'Silent Sam' cleanup to begin Tuesday on UNC-Chapel Hill campus

CHAPEL HILL, N.C. (WTVD) -- Facing north and standing tall on UNC's upper quad, a statue made of sandstone and bronze, once blending in amidst the trees, is now defaced and catching the eye of every passer-by.

"Most people don't even notice it I feel or notice what it stands for," said Anne Hastings, UNC Sociology Professor of the Silent Sam statue.

Silent Sam is a 100-year-old monument honoring UNC students and alumni who served or died while fighting for the south in the Civil War.

For only a few minutes Monday, a maintenance crew pulled back the sheet that's covered the graffiti for the last two days, exposing the spray-painted words "Black Lives Matter", "Murderer," and "KKK."

"You're not doing anything by vandalizing property," said Shawn Logan, UNC Freshman.
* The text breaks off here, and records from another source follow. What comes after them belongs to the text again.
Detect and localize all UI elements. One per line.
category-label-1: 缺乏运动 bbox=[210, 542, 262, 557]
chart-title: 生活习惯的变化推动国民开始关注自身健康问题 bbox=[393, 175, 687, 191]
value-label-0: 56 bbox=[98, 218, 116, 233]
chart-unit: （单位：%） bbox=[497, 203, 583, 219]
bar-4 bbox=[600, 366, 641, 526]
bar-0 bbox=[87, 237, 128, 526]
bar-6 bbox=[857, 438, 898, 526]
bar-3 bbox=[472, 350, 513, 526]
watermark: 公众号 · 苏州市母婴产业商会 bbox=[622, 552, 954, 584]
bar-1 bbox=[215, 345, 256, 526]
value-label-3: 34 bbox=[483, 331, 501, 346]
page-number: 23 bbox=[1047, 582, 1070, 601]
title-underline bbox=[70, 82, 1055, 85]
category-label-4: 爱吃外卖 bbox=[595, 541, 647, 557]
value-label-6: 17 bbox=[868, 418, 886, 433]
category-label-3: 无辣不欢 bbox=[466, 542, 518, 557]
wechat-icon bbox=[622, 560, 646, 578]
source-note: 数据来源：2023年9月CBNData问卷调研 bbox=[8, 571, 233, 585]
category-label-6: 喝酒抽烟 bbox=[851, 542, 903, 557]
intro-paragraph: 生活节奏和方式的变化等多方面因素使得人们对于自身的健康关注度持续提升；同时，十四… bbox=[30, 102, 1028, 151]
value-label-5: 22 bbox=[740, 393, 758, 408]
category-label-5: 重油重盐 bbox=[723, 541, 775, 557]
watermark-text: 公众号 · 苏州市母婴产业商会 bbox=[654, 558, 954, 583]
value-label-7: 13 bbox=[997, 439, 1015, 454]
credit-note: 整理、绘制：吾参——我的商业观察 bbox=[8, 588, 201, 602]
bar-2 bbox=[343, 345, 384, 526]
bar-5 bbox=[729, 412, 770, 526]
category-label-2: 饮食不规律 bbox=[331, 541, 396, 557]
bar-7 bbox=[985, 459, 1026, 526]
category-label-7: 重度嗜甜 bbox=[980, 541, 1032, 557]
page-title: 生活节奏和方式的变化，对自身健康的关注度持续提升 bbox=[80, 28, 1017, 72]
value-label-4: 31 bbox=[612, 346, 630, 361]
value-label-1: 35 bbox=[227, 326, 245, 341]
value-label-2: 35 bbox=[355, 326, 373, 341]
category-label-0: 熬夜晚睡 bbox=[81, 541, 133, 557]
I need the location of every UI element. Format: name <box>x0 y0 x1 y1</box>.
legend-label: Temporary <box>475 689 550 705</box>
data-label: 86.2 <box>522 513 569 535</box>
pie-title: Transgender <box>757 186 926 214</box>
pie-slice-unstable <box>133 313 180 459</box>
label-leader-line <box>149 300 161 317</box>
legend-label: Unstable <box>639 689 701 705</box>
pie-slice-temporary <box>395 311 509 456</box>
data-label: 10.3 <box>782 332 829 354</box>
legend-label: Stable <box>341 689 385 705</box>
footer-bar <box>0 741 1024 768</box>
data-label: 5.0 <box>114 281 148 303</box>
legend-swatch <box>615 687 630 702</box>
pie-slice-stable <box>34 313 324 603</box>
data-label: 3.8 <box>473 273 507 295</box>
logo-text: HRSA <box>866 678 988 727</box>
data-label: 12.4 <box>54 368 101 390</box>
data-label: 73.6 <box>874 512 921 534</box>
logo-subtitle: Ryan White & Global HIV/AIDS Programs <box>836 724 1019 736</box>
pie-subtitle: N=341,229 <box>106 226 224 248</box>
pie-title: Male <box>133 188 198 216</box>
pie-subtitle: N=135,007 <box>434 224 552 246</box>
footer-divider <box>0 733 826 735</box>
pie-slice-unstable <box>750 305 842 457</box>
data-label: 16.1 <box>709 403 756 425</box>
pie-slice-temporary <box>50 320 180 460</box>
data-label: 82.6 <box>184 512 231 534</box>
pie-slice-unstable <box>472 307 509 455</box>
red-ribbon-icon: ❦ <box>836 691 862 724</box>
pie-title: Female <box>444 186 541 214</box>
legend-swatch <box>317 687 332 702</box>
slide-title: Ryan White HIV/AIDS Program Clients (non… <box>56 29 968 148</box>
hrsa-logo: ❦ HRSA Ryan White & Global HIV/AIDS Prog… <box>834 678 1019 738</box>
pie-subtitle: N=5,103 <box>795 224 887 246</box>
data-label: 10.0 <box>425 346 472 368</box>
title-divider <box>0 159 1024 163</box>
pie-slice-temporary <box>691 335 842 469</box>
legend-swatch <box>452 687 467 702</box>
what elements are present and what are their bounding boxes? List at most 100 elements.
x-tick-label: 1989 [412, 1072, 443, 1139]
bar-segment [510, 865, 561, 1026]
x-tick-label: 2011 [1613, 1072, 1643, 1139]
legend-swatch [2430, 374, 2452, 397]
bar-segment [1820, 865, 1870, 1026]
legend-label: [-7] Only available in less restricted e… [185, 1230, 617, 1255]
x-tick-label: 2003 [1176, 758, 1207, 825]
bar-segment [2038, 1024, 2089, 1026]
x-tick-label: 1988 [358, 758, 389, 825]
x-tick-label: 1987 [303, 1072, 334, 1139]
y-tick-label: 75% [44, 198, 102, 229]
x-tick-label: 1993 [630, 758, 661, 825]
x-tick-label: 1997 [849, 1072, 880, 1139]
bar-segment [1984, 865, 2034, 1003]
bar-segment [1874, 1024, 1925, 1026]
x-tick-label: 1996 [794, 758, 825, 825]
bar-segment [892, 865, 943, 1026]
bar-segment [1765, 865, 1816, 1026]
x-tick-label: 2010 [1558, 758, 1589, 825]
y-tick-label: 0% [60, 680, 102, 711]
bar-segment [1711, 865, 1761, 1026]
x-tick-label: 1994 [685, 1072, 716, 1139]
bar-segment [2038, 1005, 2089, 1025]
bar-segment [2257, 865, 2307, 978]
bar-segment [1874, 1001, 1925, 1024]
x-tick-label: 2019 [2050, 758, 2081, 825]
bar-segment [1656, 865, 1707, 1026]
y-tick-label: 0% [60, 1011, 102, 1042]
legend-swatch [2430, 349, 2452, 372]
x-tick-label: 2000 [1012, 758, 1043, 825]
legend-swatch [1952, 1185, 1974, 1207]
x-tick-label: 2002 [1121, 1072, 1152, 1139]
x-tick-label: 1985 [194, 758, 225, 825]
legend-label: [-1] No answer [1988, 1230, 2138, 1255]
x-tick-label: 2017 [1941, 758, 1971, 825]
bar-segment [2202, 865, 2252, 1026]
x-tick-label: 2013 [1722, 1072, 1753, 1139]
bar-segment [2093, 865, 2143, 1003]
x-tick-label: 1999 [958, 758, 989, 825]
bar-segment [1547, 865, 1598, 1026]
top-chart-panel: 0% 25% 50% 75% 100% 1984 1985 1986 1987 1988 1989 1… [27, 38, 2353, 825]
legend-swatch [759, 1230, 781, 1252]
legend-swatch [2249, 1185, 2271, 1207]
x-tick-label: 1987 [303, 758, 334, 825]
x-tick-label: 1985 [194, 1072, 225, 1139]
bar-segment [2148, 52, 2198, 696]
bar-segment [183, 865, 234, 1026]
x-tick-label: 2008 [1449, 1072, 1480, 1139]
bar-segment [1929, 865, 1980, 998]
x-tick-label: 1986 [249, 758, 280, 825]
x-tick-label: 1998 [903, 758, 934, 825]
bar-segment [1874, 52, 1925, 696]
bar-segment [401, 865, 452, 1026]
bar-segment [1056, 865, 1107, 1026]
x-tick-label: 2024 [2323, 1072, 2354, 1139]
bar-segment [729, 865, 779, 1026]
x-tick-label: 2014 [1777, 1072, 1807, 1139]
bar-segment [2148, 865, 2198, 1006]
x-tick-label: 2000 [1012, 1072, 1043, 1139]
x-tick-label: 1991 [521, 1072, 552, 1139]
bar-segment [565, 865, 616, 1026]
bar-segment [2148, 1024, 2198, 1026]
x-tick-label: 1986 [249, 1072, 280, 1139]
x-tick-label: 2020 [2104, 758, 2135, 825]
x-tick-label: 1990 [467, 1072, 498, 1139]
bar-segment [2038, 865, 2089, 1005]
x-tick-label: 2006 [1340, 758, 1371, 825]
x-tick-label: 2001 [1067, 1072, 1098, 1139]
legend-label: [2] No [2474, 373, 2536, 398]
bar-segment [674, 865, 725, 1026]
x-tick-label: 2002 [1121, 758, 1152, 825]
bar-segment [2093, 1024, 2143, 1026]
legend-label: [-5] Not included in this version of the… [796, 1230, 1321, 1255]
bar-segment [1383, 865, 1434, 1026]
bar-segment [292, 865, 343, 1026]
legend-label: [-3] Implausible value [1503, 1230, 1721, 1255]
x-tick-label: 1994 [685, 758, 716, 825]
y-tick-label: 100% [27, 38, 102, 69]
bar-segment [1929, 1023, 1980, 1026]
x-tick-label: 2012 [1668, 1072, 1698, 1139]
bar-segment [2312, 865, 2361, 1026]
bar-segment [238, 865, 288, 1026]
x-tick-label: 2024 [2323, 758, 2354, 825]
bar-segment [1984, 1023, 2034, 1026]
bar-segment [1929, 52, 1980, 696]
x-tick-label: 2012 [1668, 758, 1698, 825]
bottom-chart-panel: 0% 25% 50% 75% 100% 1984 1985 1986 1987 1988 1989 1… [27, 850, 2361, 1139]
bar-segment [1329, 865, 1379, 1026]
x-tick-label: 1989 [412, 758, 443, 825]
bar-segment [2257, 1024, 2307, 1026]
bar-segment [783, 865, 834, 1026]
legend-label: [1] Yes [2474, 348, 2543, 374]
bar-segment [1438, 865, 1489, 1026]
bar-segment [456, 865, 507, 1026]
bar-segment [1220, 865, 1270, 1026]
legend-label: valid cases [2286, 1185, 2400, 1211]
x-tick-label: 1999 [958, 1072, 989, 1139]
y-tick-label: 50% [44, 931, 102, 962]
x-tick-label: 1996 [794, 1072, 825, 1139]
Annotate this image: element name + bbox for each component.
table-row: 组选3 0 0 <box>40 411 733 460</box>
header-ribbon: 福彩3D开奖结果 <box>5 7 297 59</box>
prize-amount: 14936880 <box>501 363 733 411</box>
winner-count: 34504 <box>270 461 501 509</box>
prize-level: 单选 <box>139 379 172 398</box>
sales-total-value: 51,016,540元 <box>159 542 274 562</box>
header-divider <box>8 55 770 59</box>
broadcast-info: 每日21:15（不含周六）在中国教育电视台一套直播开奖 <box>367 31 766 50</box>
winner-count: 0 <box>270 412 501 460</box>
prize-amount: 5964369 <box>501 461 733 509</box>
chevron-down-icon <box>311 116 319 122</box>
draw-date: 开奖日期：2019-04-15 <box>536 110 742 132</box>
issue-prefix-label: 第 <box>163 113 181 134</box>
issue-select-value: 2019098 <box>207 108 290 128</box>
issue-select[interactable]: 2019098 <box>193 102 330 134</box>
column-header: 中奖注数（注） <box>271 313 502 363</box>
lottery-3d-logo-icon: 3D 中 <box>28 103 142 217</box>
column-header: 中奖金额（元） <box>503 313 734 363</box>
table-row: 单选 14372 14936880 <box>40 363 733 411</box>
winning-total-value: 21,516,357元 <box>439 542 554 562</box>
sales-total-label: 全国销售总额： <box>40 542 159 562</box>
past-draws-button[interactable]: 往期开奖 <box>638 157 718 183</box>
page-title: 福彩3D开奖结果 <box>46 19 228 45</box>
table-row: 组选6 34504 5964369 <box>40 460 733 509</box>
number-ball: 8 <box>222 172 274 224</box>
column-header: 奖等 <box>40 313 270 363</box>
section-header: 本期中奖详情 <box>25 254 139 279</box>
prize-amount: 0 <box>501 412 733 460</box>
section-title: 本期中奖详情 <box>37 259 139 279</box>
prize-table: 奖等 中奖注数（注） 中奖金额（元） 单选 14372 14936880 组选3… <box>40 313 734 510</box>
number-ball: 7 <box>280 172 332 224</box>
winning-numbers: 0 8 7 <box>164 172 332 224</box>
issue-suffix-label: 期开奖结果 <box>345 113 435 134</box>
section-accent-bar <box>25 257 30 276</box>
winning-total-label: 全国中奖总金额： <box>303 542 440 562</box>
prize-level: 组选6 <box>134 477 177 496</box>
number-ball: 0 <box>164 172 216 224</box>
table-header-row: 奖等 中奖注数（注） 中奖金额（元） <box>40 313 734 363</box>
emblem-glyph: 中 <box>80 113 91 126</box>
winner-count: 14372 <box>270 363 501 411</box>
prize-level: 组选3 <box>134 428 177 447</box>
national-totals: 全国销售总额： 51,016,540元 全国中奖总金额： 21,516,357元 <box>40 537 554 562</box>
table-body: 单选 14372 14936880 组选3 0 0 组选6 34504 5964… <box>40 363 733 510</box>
"They're advocating a message and it's a clear message that we all need to be listening to," said Donavon Dix, a UNC Senior.

Campus police are still searching for those responsible.

A young woman visiting Chapel Hill from Miami saw the graffiti and said those who did it should be heard, instead of having a white sheet cover their vandalism.

"The message is there and the people obviously want that message to be taken by everyone around them because they feel strongly about it," said Chaya Balkany. "There's no use in covering it up."

Three UNC police officers asked her to take down a poster she hung over the sheeted monument with her own duct tape. It read "You can cover it up, but BLACK LIVES MATTER. Hate not heritage."

A private contractor said it could take four people six hours to repair the damage. They'll also look into applying a sealant.

"Create a barrier so if anything does happen in the future it's a little bit easier to get off," said Mike Coleman, General Manager of Contaminate Control Incorporated of Salisbury.

Coleman said on a scale of one to ten, ten being the most difficult restoration project he's completed, the Silent Sam restoration registers as a four. Before calling in Coleman, the university's initial property damage estimate was $1,000.

Hastings teaches race relations at UNC. She said while vandalizing the statue was wrong, she personally would like to see the monument removed.

"I don't think there should be any serious punishment really," said Hastings. "I think that education would help a lot of why that might be offensive."